Abstract
Acyl-coenzyme A: cholesterol acyltransferase (ACAT), an integral membrane protein located in the endoplasmic reticulum, catalyzes the intracellular formation of cholesteryl esters (CE) from cholesterol and long-chain fatty acyl-coenzyme A. Pathologically, this enzyme is expected to play an important role in foam cell formation in atherosclerotic lesions. Cytoplasmic CE accumulated in foam cells undergo a continual shuttle between hydrolysis to free cholesterol by neutral cholesteryl ester hydrase and re-esterification to CE by ACAT. This CE turnover is known as CE cycle. Since the turnover rate of CE cycle serves as a regulatory step of high density lipoprotein (HDL)-induced cholesterol efflux from cells, the molecular mechanism for the regulation of ACAT activityis to be elucidated.

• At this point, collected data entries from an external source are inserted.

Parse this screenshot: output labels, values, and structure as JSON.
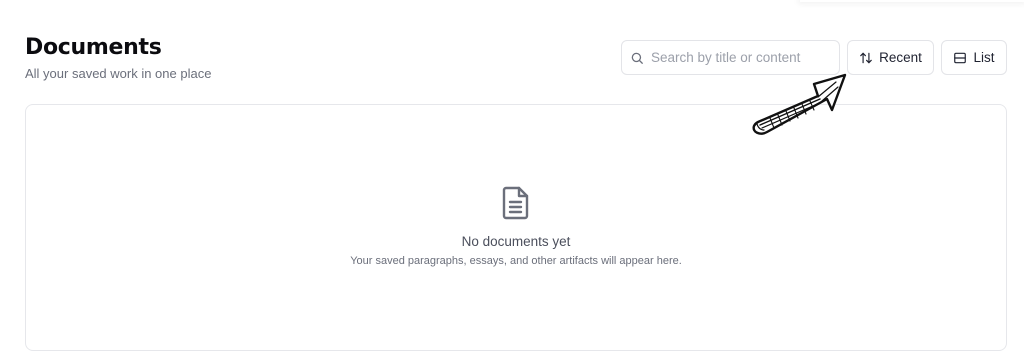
{
  "header": {
    "title": "Documents",
    "subtitle": "All your saved work in one place"
  },
  "search": {
    "placeholder": "Search by title or content",
    "value": "",
    "icon": "search-icon"
  },
  "toolbar": {
    "sort_label": "Recent",
    "sort_icon": "sort-arrows-icon",
    "view_label": "List",
    "view_icon": "list-view-icon"
  },
  "empty_state": {
    "icon": "document-icon",
    "title": "No documents yet",
    "description": "Your saved paragraphs, essays, and other artifacts will appear here."
  },
  "annotation": {
    "icon": "hand-drawn-arrow-icon"
  },
  "colors": {
    "border": "#e3e4e8",
    "text_primary": "#0b0b0f",
    "text_muted": "#6b6f7b",
    "icon_gray": "#6b6f7b"
  }
}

To clarify the ACAT regulatory mechanism during foam cell formation, we first cloned rat ACAT cDNA and examined effects of acetylated low density lipoprotein (acetyl-LDL) on ACAT in rat peritoneal macrophages. Rat ACAT cDNA consisted of an open reading frame of 1, 635 bp with its deduced protein sequence of 545 amino acids. When resident peritoneal macrophages were incubated with 50μg/ml of acetyl-LDL for 16 hours (CE accumulation at this stage was 35nmol/mg cell protein), the ACAT activity of these cell homogenate was increased 7-fold when determined by the reconstituted assay using cholesterol/phosphatidylcholine liposomes. The ACAT protein of these cell homogenates determined by Western blot with an anti-ACAT antibody (DM10) was also increased 4-fold above control. However, a corresponding increase in their mRNA level determined by Northern blot using rat ACAT cDNA (300-1, 300 of its open reading frame) as a probe was relatively low (1-2-folds). These results suggest that ACAT activation by acetyl-LDL occurs not only at a transcriptional level but also at a posttranscriptional level.